Feature flags

Sqkon makes a perfectly serviceable feature-flag store. You don’t need a row per flag — one row holding a single Flags object is enough, and the Flow-based reads mean every part of the UI sees flag changes the moment they land.

The flag bag

Define every flag as a field on a single @Serializable data class. New flags get added with a default value, so old persisted blobs deserialize fine without a migration.

import kotlinx.serialization.Serializable

@Serializable
data class Flags(
    val newCheckout: Boolean = false,
    val betaSearch: Boolean = false,
    val maxBatchSize: Int = 100,
)

Defaults are load-bearing: the first time you read, the row doesn’t exist yet, and the repository falls back to Flags() — i.e. every default. New fields you add later behave the same way for users on older app versions.

The store and repository

The whole store has one row keyed by "current":

import com.mercury.sqkon.db.KeyValueStorage
import kotlinx.coroutines.flow.Flow
import kotlinx.coroutines.flow.map

class FlagsRepository(
    private val storage: KeyValueStorage<Flags>,
) {
    val flags: Flow<Flags> = storage
        .selectByKey("current")
        .map { it ?: Flags() }

    suspend fun update(flags: Flags) {
        storage.upsert("current", flags)
    }
}

Wire it up against your Sqkon instance:

val sqkon = Sqkon(context, scope) // Android; Sqkon(scope) on JVM
val flagsStore = sqkon.keyValueStorage<Flags>("flags")
val flagsRepo = FlagsRepository(flagsStore)

In Compose

import androidx.compose.material3.Text
import androidx.compose.runtime.Composable
import androidx.compose.runtime.collectAsState
import androidx.compose.runtime.getValue

@Composable
fun CheckoutScreen(repo: FlagsRepository) {
    val flags by repo.flags.collectAsState(initial = Flags())

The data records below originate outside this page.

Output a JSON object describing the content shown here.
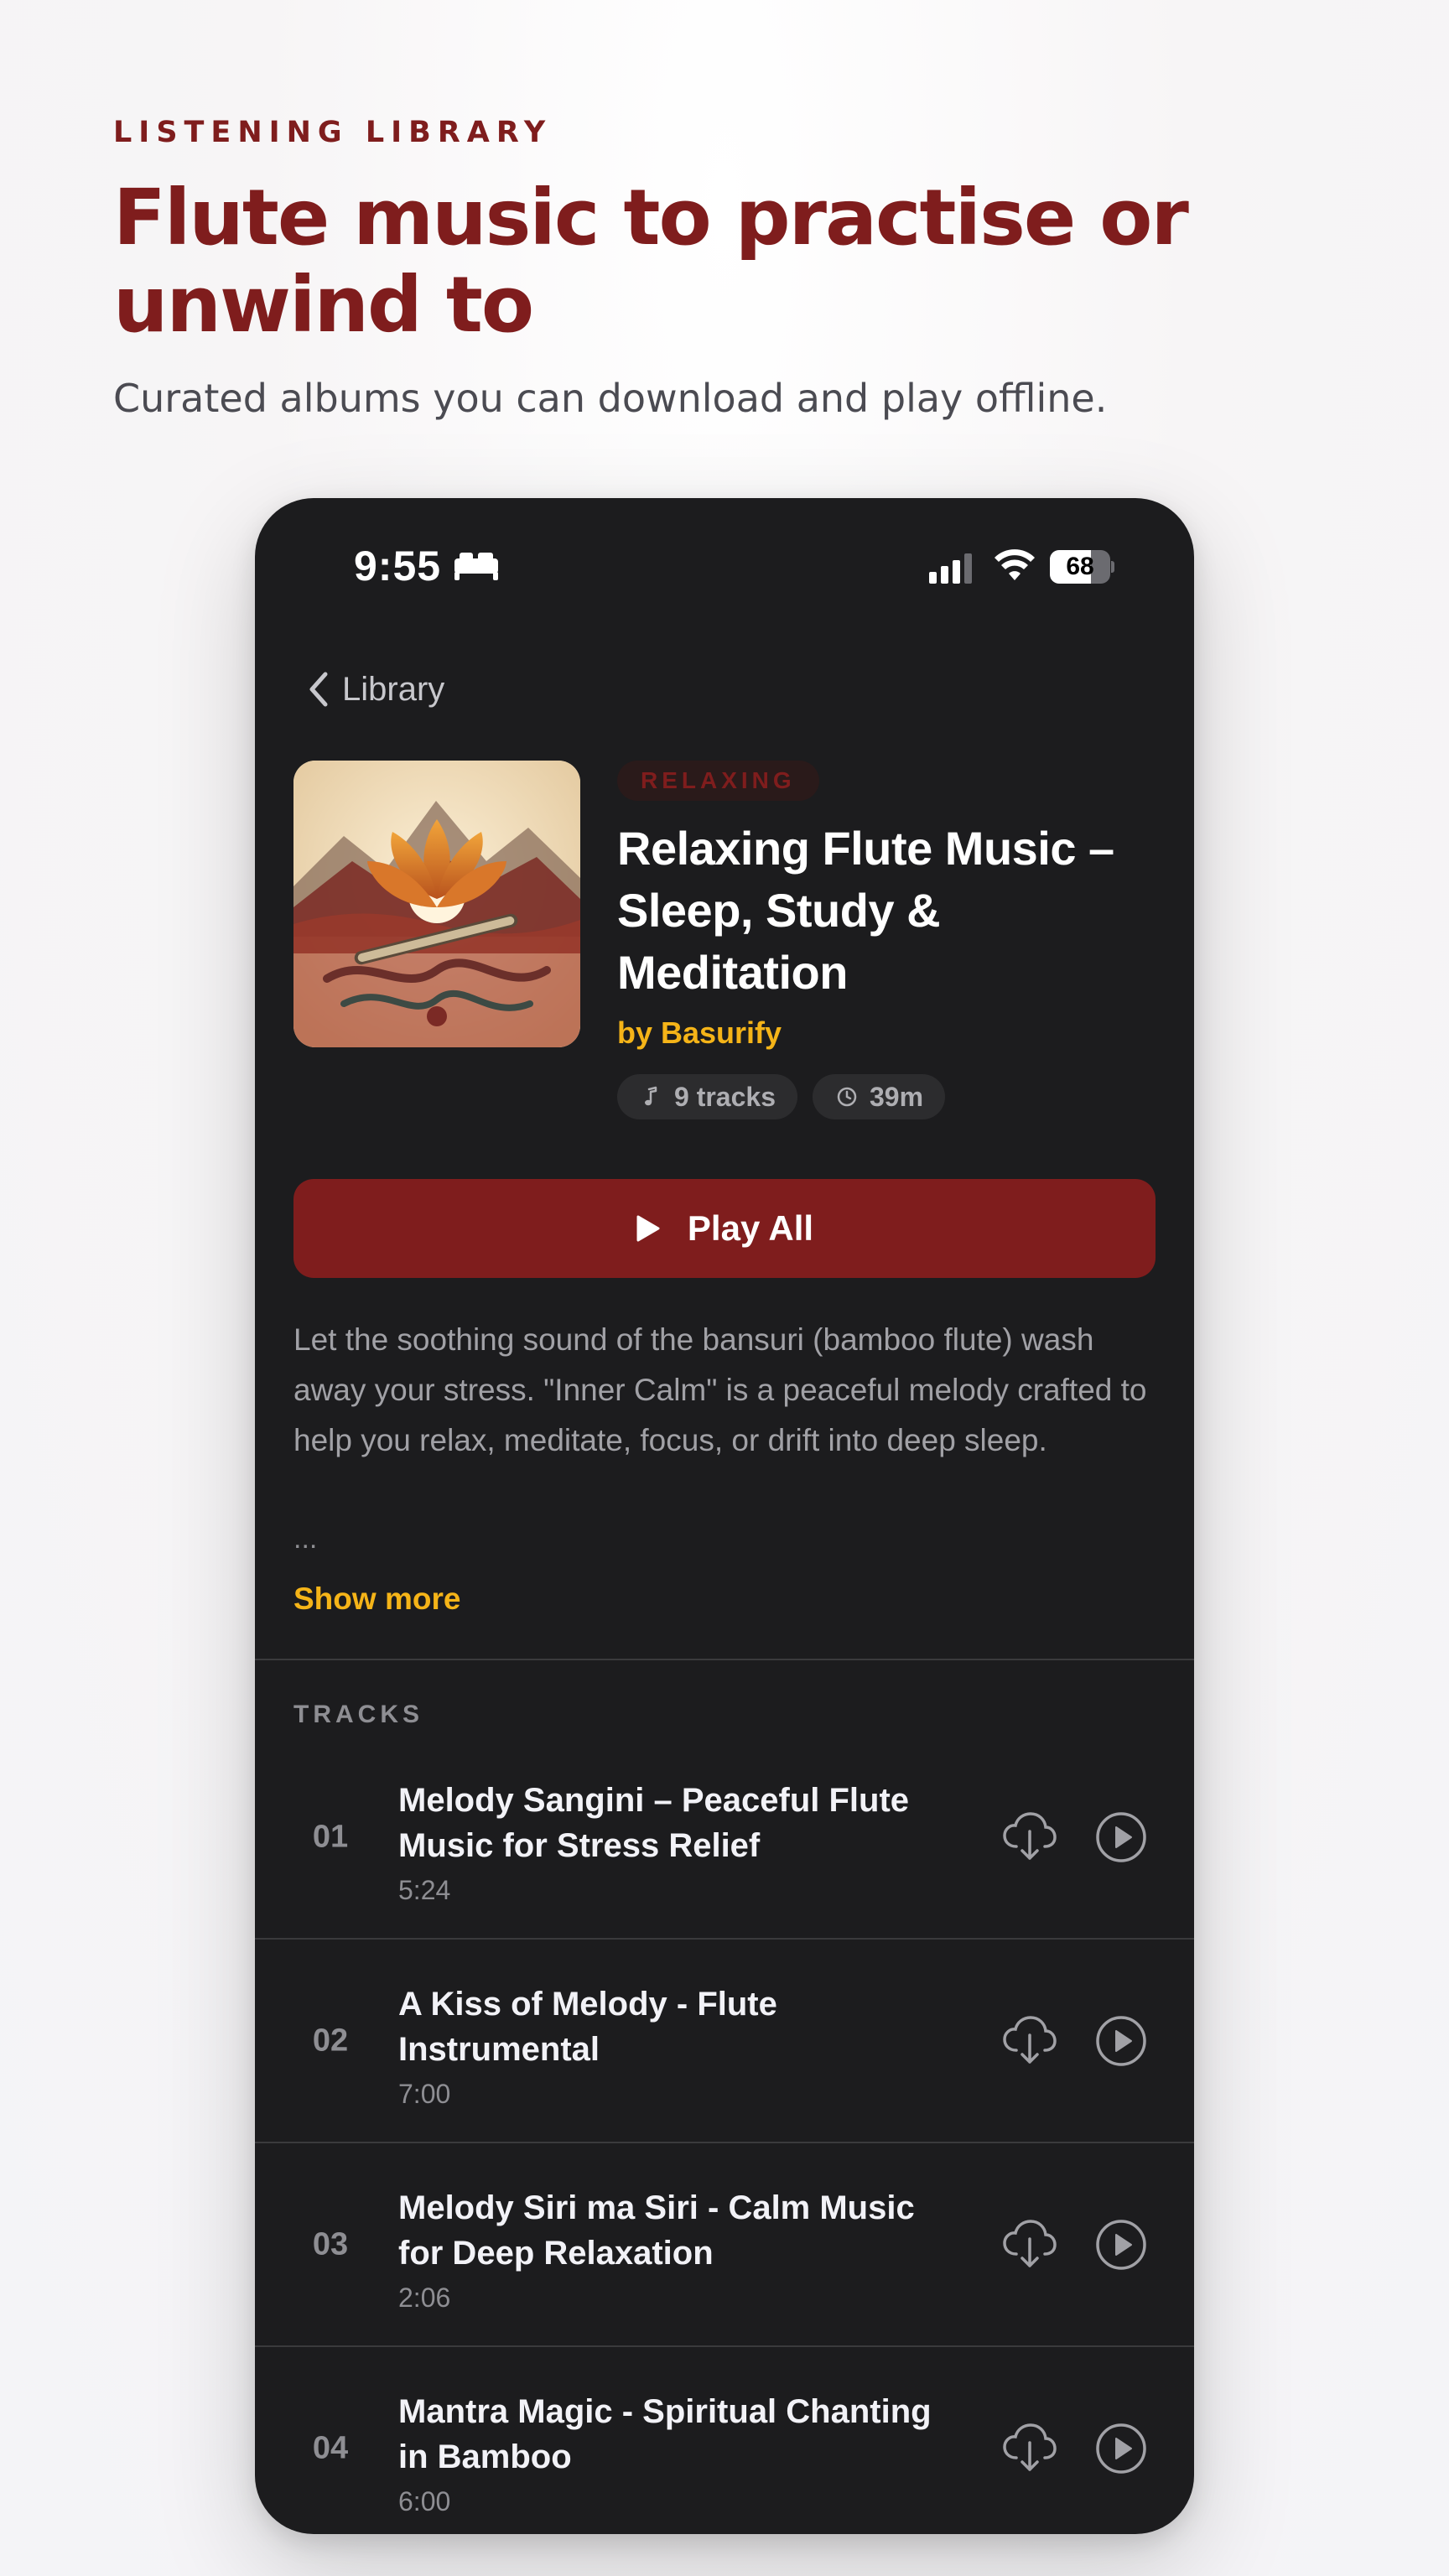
{
  "header": {
    "eyebrow": "LISTENING LIBRARY",
    "title": "Flute music to practise or unwind to",
    "subtitle": "Curated albums you can download and play offline."
  },
  "status_bar": {
    "time": "9:55",
    "battery": "68",
    "battery_level": 0.68,
    "icons": [
      "bed-icon",
      "signal-icon",
      "wifi-icon",
      "battery-icon"
    ]
  },
  "nav": {
    "back_label": "Library"
  },
  "album": {
    "badge": "RELAXING",
    "title": "Relaxing Flute Music – Sleep, Study & Meditation",
    "artist": "by Basurify",
    "tracks_count": "9 tracks",
    "duration": "39m",
    "play_all_label": "Play All",
    "description": "Let the soothing sound of the bansuri (bamboo flute) wash away your stress. \"Inner Calm\" is a peaceful melody crafted to help you relax, meditate, focus, or drift into deep sleep.",
    "ellipsis": "...",
    "show_more_label": "Show more"
  },
  "tracks_section": {
    "header": "TRACKS",
    "tracks": [
      {
        "number": "01",
        "title": "Melody Sangini – Peaceful Flute Music for Stress Relief",
        "duration": "5:24"
      },
      {
        "number": "02",
        "title": "A Kiss of Melody - Flute Instrumental",
        "duration": "7:00"
      },
      {
        "number": "03",
        "title": "Melody Siri ma Siri - Calm Music for Deep Relaxation",
        "duration": "2:06"
      },
      {
        "number": "04",
        "title": "Mantra Magic - Spiritual Chanting in Bamboo",
        "duration": "6:00"
      }
    ]
  },
  "colors": {
    "brand_red": "#7f1d1d",
    "accent_gold": "#f5b418",
    "phone_bg": "#1c1c1e"
  }
}
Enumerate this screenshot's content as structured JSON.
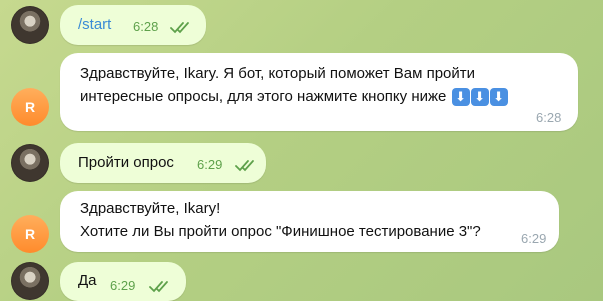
{
  "messages": [
    {
      "text": "/start",
      "time": "6:28",
      "direction": "out"
    },
    {
      "lines": [
        "Здравствуйте, Ikary. Я бот, который поможет Вам пройти",
        "интересные опросы, для этого нажмите кнопку ниже"
      ],
      "emoji": [
        "⬇",
        "⬇",
        "⬇"
      ],
      "time": "6:28",
      "direction": "in",
      "avatar_letter": "R"
    },
    {
      "text": "Пройти опрос",
      "time": "6:29",
      "direction": "out"
    },
    {
      "lines": [
        "Здравствуйте, Ikary!",
        "Хотите ли Вы пройти опрос \"Финишное тестирование 3\"?"
      ],
      "time": "6:29",
      "direction": "in",
      "avatar_letter": "R"
    },
    {
      "text": "Да",
      "time": "6:29",
      "direction": "out"
    }
  ],
  "colors": {
    "outgoing_bubble": "#eefed7",
    "incoming_bubble": "#ffffff",
    "link": "#3a8bd6",
    "read_check": "#5ea14b",
    "bot_avatar": "#ff8b2c"
  }
}
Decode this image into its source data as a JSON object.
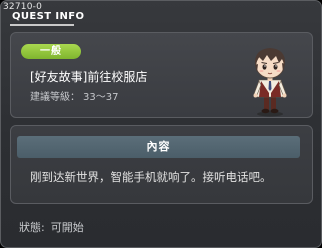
{
  "window": {
    "quest_id": "32710-0",
    "title": "QUEST INFO"
  },
  "quest": {
    "category_badge": "一般",
    "name": "[好友故事]前往校服店",
    "level_label": "建議等級：",
    "level_range": "33～37"
  },
  "content": {
    "header": "內容",
    "text": "刚到达新世界，智能手机就响了。接听电话吧。"
  },
  "status": {
    "label": "狀態:",
    "value": "可開始"
  },
  "colors": {
    "badge": "#8cc63f",
    "content_header": "#556874",
    "panel": "#404247"
  },
  "npc": {
    "icon": "npc-boy-student-sprite"
  }
}
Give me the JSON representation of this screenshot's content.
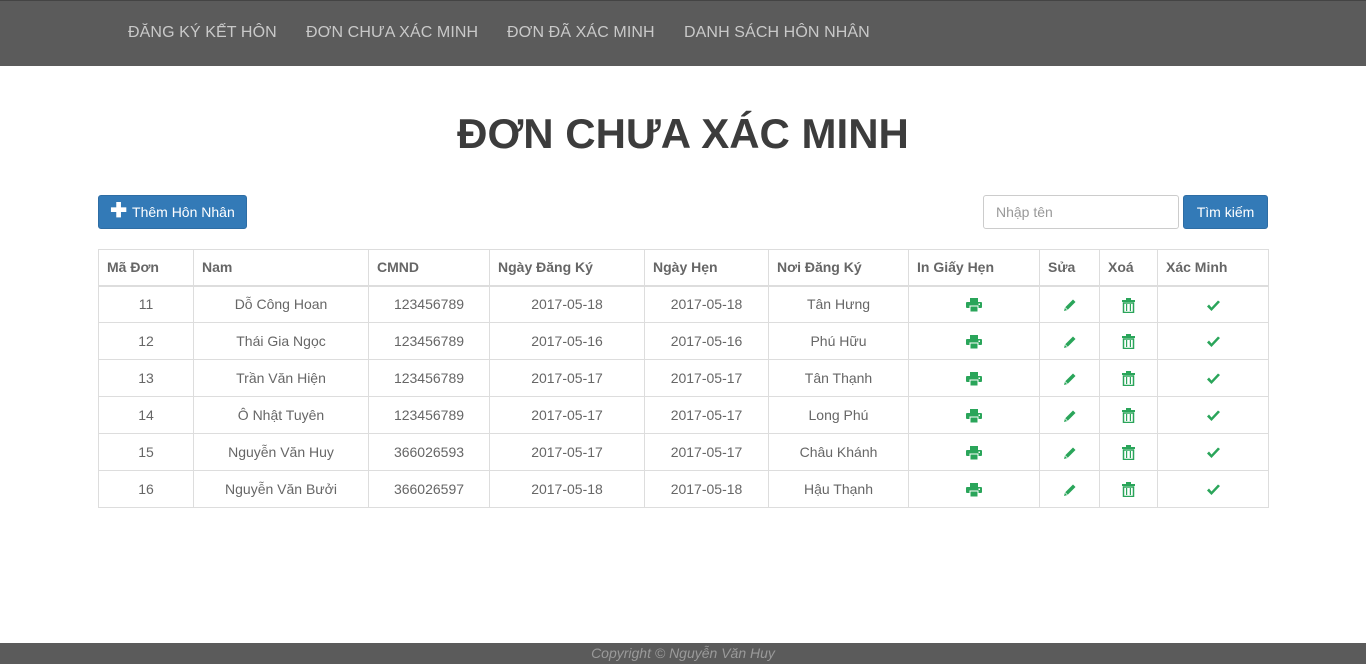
{
  "nav": {
    "items": [
      {
        "label": "ĐĂNG KÝ KẾT HÔN"
      },
      {
        "label": "ĐƠN CHƯA XÁC MINH"
      },
      {
        "label": "ĐƠN ĐÃ XÁC MINH"
      },
      {
        "label": "DANH SÁCH HÔN NHÂN"
      }
    ]
  },
  "page": {
    "title": "ĐƠN CHƯA XÁC MINH"
  },
  "toolbar": {
    "add_label": "Thêm Hôn Nhân",
    "search_placeholder": "Nhập tên",
    "search_value": "",
    "search_label": "Tìm kiếm"
  },
  "table": {
    "headers": [
      "Mã Đơn",
      "Nam",
      "CMND",
      "Ngày Đăng Ký",
      "Ngày Hẹn",
      "Nơi Đăng Ký",
      "In Giấy Hẹn",
      "Sửa",
      "Xoá",
      "Xác Minh"
    ],
    "rows": [
      {
        "id": "11",
        "name": "Dỗ Công Hoan",
        "cmnd": "123456789",
        "reg_date": "2017-05-18",
        "appt_date": "2017-05-18",
        "place": "Tân Hưng"
      },
      {
        "id": "12",
        "name": "Thái Gia Ngọc",
        "cmnd": "123456789",
        "reg_date": "2017-05-16",
        "appt_date": "2017-05-16",
        "place": "Phú Hữu"
      },
      {
        "id": "13",
        "name": "Trần Văn Hiện",
        "cmnd": "123456789",
        "reg_date": "2017-05-17",
        "appt_date": "2017-05-17",
        "place": "Tân Thạnh"
      },
      {
        "id": "14",
        "name": "Ô Nhật Tuyên",
        "cmnd": "123456789",
        "reg_date": "2017-05-17",
        "appt_date": "2017-05-17",
        "place": "Long Phú"
      },
      {
        "id": "15",
        "name": "Nguyễn Văn Huy",
        "cmnd": "366026593",
        "reg_date": "2017-05-17",
        "appt_date": "2017-05-17",
        "place": "Châu Khánh"
      },
      {
        "id": "16",
        "name": "Nguyễn Văn Bưởi",
        "cmnd": "366026597",
        "reg_date": "2017-05-18",
        "appt_date": "2017-05-18",
        "place": "Hậu Thạnh"
      }
    ]
  },
  "icons": {
    "print": "print-icon",
    "edit": "pencil-icon",
    "delete": "trash-icon",
    "verify": "check-icon",
    "add": "plus-icon"
  },
  "colors": {
    "navbar": "#5b5b5b",
    "nav_text": "#c9c9c9",
    "primary": "#337ab7",
    "icon_green": "#2aa55a",
    "title": "#3c3c3c"
  },
  "footer": {
    "text": "Copyright © Nguyễn Văn Huy"
  }
}
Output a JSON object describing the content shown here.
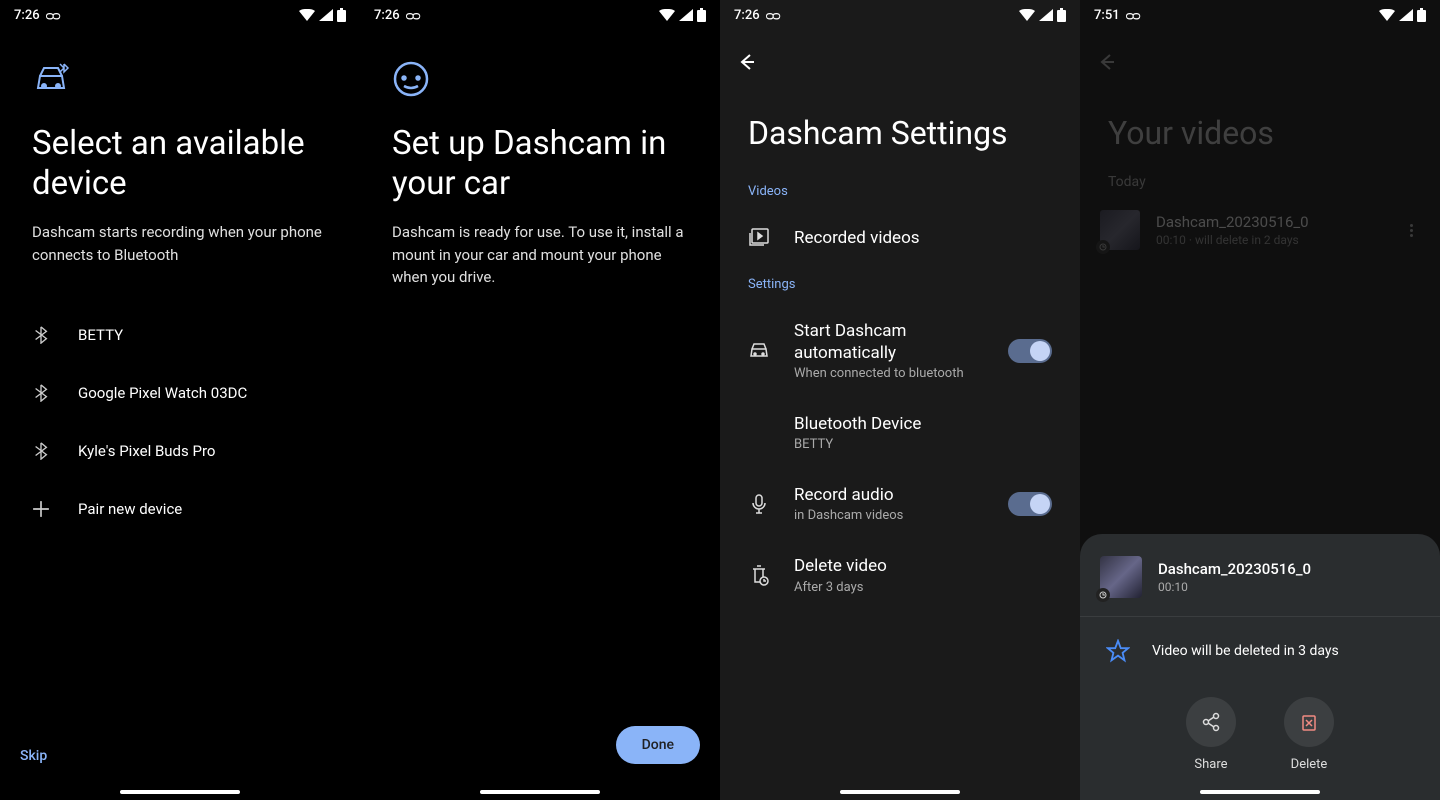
{
  "status": {
    "time_a": "7:26",
    "time_b": "7:51",
    "voicemail": "ᯤ"
  },
  "screen1": {
    "title": "Select an available device",
    "subtitle": "Dashcam starts recording when your phone connects to Bluetooth",
    "devices": [
      {
        "name": "BETTY"
      },
      {
        "name": "Google Pixel Watch 03DC"
      },
      {
        "name": "Kyle's Pixel Buds Pro"
      }
    ],
    "pair_new": "Pair new device",
    "skip": "Skip"
  },
  "screen2": {
    "title": "Set up Dashcam in your car",
    "subtitle": "Dashcam is ready for use. To use it, install a mount in your car and mount your phone when you drive.",
    "done": "Done"
  },
  "screen3": {
    "title": "Dashcam Settings",
    "section_videos": "Videos",
    "recorded_videos": "Recorded videos",
    "section_settings": "Settings",
    "auto_start": {
      "label": "Start Dashcam automatically",
      "sub": "When connected to bluetooth"
    },
    "bt_device": {
      "label": "Bluetooth Device",
      "sub": "BETTY"
    },
    "record_audio": {
      "label": "Record audio",
      "sub": "in Dashcam videos"
    },
    "delete_video": {
      "label": "Delete video",
      "sub": "After 3 days"
    }
  },
  "screen4": {
    "title": "Your videos",
    "today": "Today",
    "video": {
      "name": "Dashcam_20230516_0",
      "meta": "00:10 · will delete in 2 days"
    },
    "sheet": {
      "name": "Dashcam_20230516_0",
      "duration": "00:10",
      "notice": "Video will be deleted in 3 days",
      "share": "Share",
      "delete": "Delete"
    }
  }
}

    if (flags.newCheckout) NewCheckout() else LegacyCheckout()
}

collectAsState re-renders whenever update lands a new Flags blob. There’s no observer registration to wire up and no broadcast bus to maintain — it’s the same Flow used by every other Sqkon read.

Pushing remote updates

Sqkon doesn’t fetch flags for you. Plug whichever delivery mechanism you already use — Firebase Remote Config, LaunchDarkly, your own admin API — into a sync function that writes through FlagsRepository.update:

suspend fun syncFromRemote(remote: RemoteFlagSource) {
    val incoming = remote.fetch() // returns a Flags
    flagsRepo.update(incoming)
}

Run that on app start, on push notification, or on a polling interval — whatever fits your release cadence.

The single-row pattern is a deliberate trade-off: any flag change re-emits the entire bag. If you have hundreds of flags and care about diffing, split them into smaller groups (Flags.checkout, Flags.search) keyed by group name. For a few dozen flags, one row is simpler and fast enough.